The pensioner challenged the manner of valuing assessable curtilage for obtaining an aged pension
The Federal Court has dismissed an aged pensioner’s representative proceeding against the Department of Social Services, Services Australia, and the Ombudsman.
In Paschke v Secretary, Department of Social Services  FCAFC 143, Winfried Paschke is an aged pensioner who filed an application starting a representative proceeding, challenging the manner and basis upon which Services Australia values assessable curtilage to determine whether a person meets the requirements for obtaining an aged pension.
Paschke also claimed that the Ombudsman failed to comply with the Ombudsman Act by refusing to investigate the conduct of Services Australia and the Secretary without providing a lawful reason.
Paschke sought to have the assessable curtilage of the group members reassessed. If the assessable curtilage was overvalued, he sought to have compensation, in the form of backpay, be paid. Paschke confirmed before the primary judge that he was not himself claiming any entitlement to any unpaid pension. He was concerned that his pension might be affected in the future if Services Australia persisted with how it values assessable curtilage.
The primary judge gave three reasons for dismissing the proceedings:
- There was no exceptional reason that would justify leave being given to Paschke to conduct representative proceedings even though he is not legally qualified.
- Paschke did not have sufficient personal interest to bring the proceedings as a representative applicant because he is not adversely affected by any decision concerning his pension entitlement.
- Paschke’s claim that the Ombudsman refusing to investigate was unlawful did not involve a claim of lack of good faith. As a result, the claim is covered by the immunity afforded to the Ombudsman.
The Federal Court ruled that the representative proceedings that Paschke sought to commence failed to satisfy the Federal Court (FC) Act requirements. The court found that Paschke did not have a claim against each of the respondents because his pension was not affected.
The court emphasized that Australian law does not recognize a general right to privacy independent of the law of tort or breach of confidence. Paschke’s claims were not based on tort or breach of confidence. Consequently, any claim for emotional distress was not connected to a tortious cause of action.

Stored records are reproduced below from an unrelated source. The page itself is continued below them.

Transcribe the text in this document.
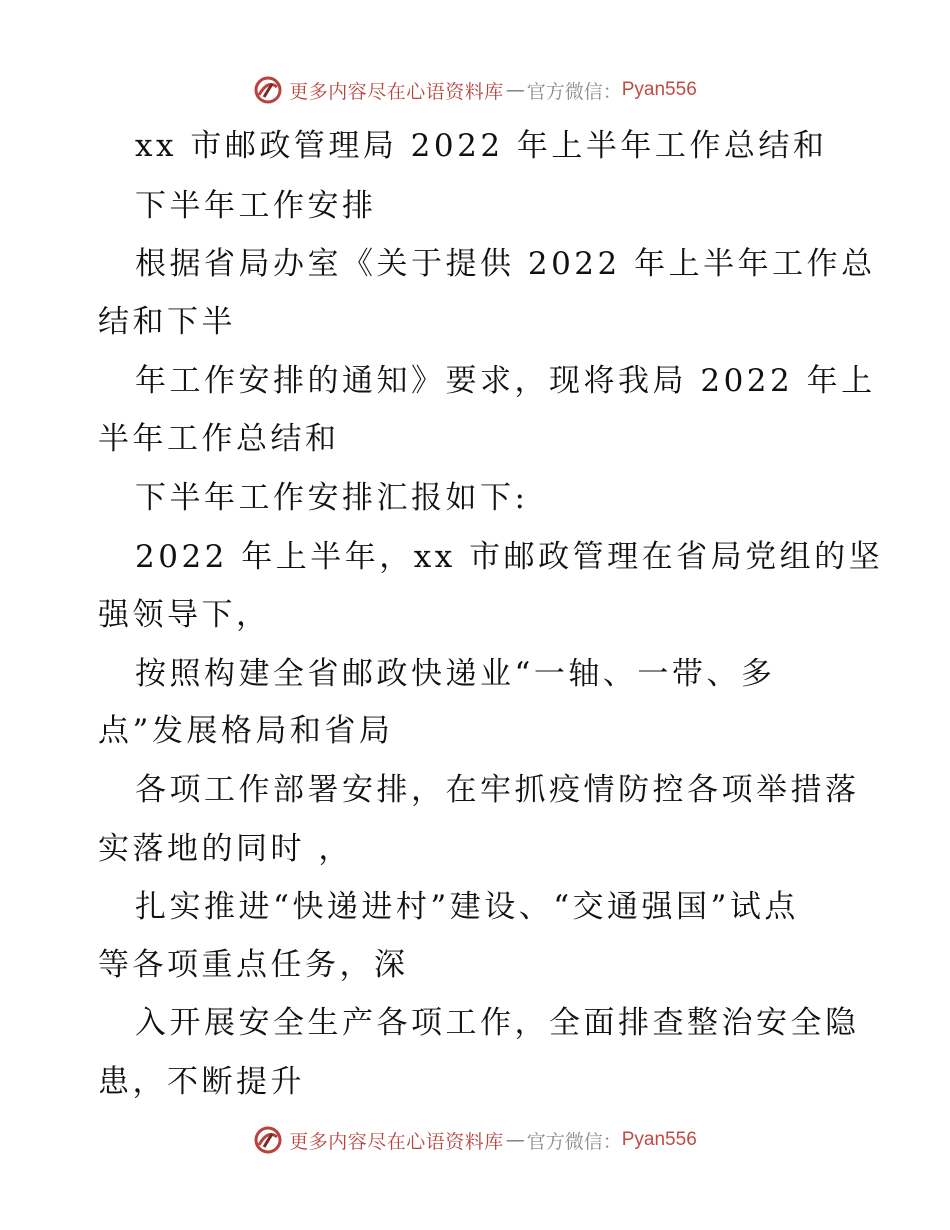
更多内容尽在心语资料库 — 官方微信： Pyan556

xx 市邮政管理局 2022 年上半年工作总结和

下半年工作安排

根据省局办室《关于提供 2022 年上半年工作总

结和下半

年工作安排的通知》要求，现将我局 2022 年上

半年工作总结和

下半年工作安排汇报如下:

2022 年上半年，xx 市邮政管理在省局党组的坚

强领导下，

按照构建全省邮政快递业“一轴、一带、多

点”发展格局和省局

各项工作部署安排，在牢抓疫情防控各项举措落

实落地的同时 ，

扎实推进“快递进村”建设、“交通强国”试点

等各项重点任务，深

入开展安全生产各项工作，全面排查整治安全隐

患，不断提升

更多内容尽在心语资料库 — 官方微信： Pyan556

Furthermore, the court found that the proceedings were not validly initiated because Paschke did not have sufficient interest to commence proceedings on his behalf. Accordingly, he could not commence a representative proceeding because the proceedings did not comply with the FC Act. The court concluded that the primary judge did not commit an error in dismissing the proceedings because Paschke had no right to initiate the representative proceedings.

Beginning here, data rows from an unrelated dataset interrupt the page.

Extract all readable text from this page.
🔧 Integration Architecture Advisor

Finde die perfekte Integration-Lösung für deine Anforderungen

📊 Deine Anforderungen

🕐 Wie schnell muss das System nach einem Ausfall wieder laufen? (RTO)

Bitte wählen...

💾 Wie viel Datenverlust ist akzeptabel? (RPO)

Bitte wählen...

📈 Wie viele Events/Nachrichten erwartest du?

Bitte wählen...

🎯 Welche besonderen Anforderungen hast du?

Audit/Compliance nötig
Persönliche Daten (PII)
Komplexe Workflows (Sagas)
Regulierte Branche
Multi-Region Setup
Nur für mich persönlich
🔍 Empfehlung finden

The court likewise ruled that there was no error in the primary judge’s refusal to grant leave to Paschke as a person who is not a legal practitioner to represent group members. The court emphasized that it has the inherent jurisdiction to control its processes and procedures, including when a person who is not a lawyer may appear on behalf of another person in proceedings before the court.

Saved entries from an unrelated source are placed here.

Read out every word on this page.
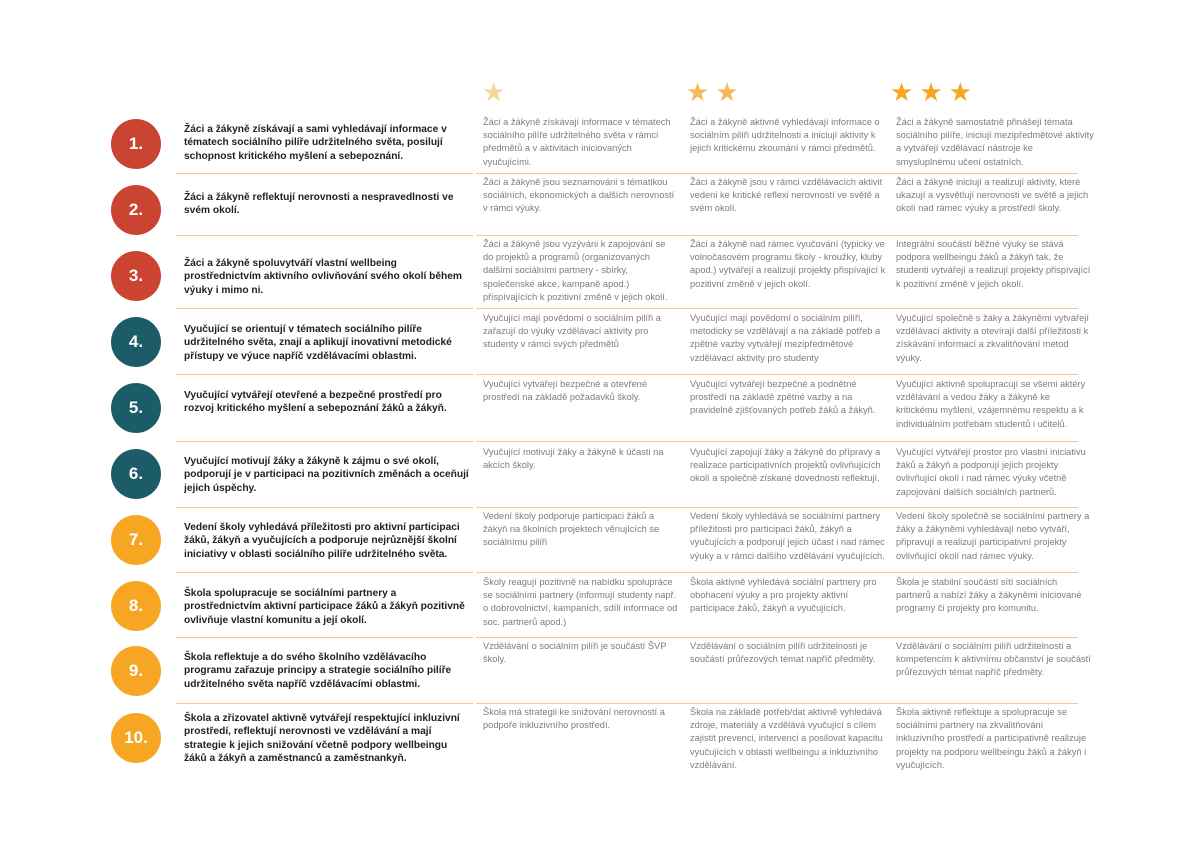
★	★ ★	★ ★ ★
1.
Žáci a žákyně získávají a sami vyhledávají informace v tématech sociálního pilíře udržitelného světa, posilují schopnost kritického myšlení a sebepoznání.
Žáci a žákyně získávají informace v tématech sociálního pilíře udržitelného světa v rámci předmětů a v aktivitách iniciovaných vyučujícími.
Žáci a žákyně aktivně vyhledávají informace o sociálním pilíři udržitelnosti a iniciují aktivity k jejich kritickému zkoumání v rámci předmětů.
Žáci a žákyně samostatně přinášejí témata sociálního pilíře, iniciují mezipředmětové aktivity a vytvářejí vzdělávací nástroje ke smysluplnému učení ostatních.
2.
Žáci a žákyně reflektují nerovnosti a nespravedlnosti ve svém okolí.
Žáci a žákyně jsou seznamováni s tématikou sociálních, ekonomických a dalších nerovností v rámci výuky.
Žáci a žákyně jsou v rámci vzdělávacích aktivit vedeni ke kritické reflexi nerovností ve světě a svém okolí.
Žáci a žákyně iniciují a realizují aktivity, které ukazují a vysvětlují nerovnosti ve světě a jejich okolí nad rámec výuky a prostředí školy.
3.
Žáci a žákyně spoluvytváří vlastní wellbeing prostřednictvím aktivního ovlivňování svého okolí během výuky i mimo ni.
Žáci a žákyně jsou vyzýváni k zapojování se do projektů a programů (organizovaných dalšími sociálními partnery - sbírky, společenské akce, kampaně apod.) přispívajících k pozitivní změně v jejich okolí.
Žáci a žákyně nad rámec vyučování (typicky ve volnočasovém programu školy - kroužky, kluby apod.) vytvářejí a realizují projekty přispívající k pozitivní změně v jejich okolí.
Integrální součástí běžné výuky se stává podpora wellbeingu žáků a žákyň tak, že studenti vytvářejí a realizují projekty přispívající k pozitivní změně v jejich okolí.
4.
Vyučující se orientují v tématech sociálního pilíře udržitelného světa, znají a aplikují inovativní metodické přístupy ve výuce napříč vzdělávacími oblastmi.
Vyučující mají povědomí o sociálním pilíři a zařazují do výuky vzdělávací aktivity pro studenty v rámci svých předmětů
Vyučující mají povědomí o sociálním pilíři, metodicky se vzdělávají a na základě potřeb a zpětné vazby vytvářejí mezipředmětové vzdělávací aktivity pro studenty
Vyučující společně s žáky a žákyněmi vytvářejí vzdělávací aktivity a otevírají další příležitosti k získávání informací a zkvalitňování metod výuky.
5.
Vyučující vytvářejí otevřené a bezpečné prostředí pro rozvoj kritického myšlení a sebepoznání žáků a žákyň.
Vyučující vytvářejí bezpečné a otevřené prostředí na základě požadavků školy.
Vyučující vytvářejí bezpečné a podnětné prostředí na základě zpětné vazby a na pravidelně zjišťovaných potřeb žáků a žákyň.
Vyučující aktivně spolupracují se všemi aktéry vzdělávání a vedou žáky a žákyně ke kritickému myšlení, vzájemnému respektu a k individuálním potřebám studentů i učitelů.
6.
Vyučující motivují žáky a žákyně k zájmu o své okolí, podporují je v participaci na pozitivních změnách a oceňují jejich úspěchy.
Vyučující motivují žáky a žákyně k účasti na akcích školy.
Vyučující zapojují žáky a žákyně do přípravy a realizace participativních projektů ovlivňujících okolí a společně získané dovednosti reflektují.
Vyučující vytvářejí prostor pro vlastní iniciativu žáků a žákyň a podporují jejich projekty ovlivňující okolí i nad rámec výuky včetně zapojování dalších sociálních partnerů.
7.
Vedení školy vyhledává příležitosti pro aktivní participaci žáků, žákyň a vyučujících a podporuje nejrůznější školní iniciativy v oblasti sociálního pilíře udržitelného světa.
Vedení školy podporuje participaci žáků a žákyň na školních projektech věnujících se sociálnímu pilíři
Vedení školy vyhledává se sociálními partnery příležitosti pro participaci žáků, žákyň a vyučujících a podporují jejich účast i nad rámec výuky a v rámci dalšího vzdělávání vyučujících.
Vedení školy společně se sociálními partnery a žáky a žákyněmi vyhledávají nebo vytváří, připravují a realizují participativní projekty ovlivňující okolí nad rámec výuky.
8.
Škola spolupracuje se sociálními partnery a prostřednictvím aktivní participace žáků a žákyň pozitivně ovlivňuje vlastní komunitu a její okolí.
Školy reagují pozitivně na nabídku spolupráce se sociálními partnery (informují studenty např. o dobrovolnictví, kampaních, sdílí informace od soc. partnerů apod.)
Škola aktivně vyhledává sociální partnery pro obohacení výuky a pro projekty aktivní participace žáků, žákyň a vyučujících.
Škola je stabilní součástí sítí sociálních partnerů a nabízí žáky a žákyněmi iniciované programy či projekty pro komunitu.
9.
Škola reflektuje a do svého školního vzdělávacího programu zařazuje principy a strategie sociálního pilíře udržitelného světa napříč vzdělávacími oblastmi.
Vzdělávání o sociálním pilíři je součástí ŠVP školy.
Vzdělávání o sociálním pilíři udržitelnosti je součástí průřezových témat napříč předměty.
Vzdělávání o sociálním pilíři udržitelnosti a kompetencím k aktivnímu občanství je součástí průřezových témat napříč předměty.
10.
Škola a zřizovatel aktivně vytvářejí respektující inkluzivní prostředí, reflektují nerovnosti ve vzdělávání a mají strategie k jejich snižování včetně podpory wellbeingu žáků a žákyň a zaměstnanců a zaměstnankyň.
Škola má strategii ke snižování nerovností a podpoře inkluzivního prostředí.
Škola na základě potřeb/dat aktivně vyhledává zdroje, materiály a vzdělává vyučující s cílem zajistit prevenci, intervenci a posilovat kapacitu vyučujících v oblasti wellbeingu a inkluzivního vzdělávání.
Škola aktivně reflektuje a spolupracuje se sociálními partnery na zkvalitňování inkluzivního prostředí a participativně realizuje projekty na podporu wellbeingu žáků a žákyň i vyučujících.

The court said lay people do not have the right to act on another’s behalf in court proceedings without leave of the court. As a matter of practice, there is no reason why this principle should not apply with equal force to representative proceedings.
The court further said that representative proceedings should ordinarily be conducted by way of a legal representative having regard to the important duties a lead applicant owes to group members. The outcome of representative proceedings binds group members, and the conduct of the proceedings can impact the disposition of group members’ rights. Ultimately, the court did not find any error in the primary judge’s exercise of discretion in a matter of practice or procedure.
The court also pointed out that Paschke had not made any specific claim of a failure on the part of the Ombudsman to act in good faith. Accordingly, the court said there was no basis on which Paschke’s claims against the Ombudsman can proceed even as a proceeding other than a representative proceeding.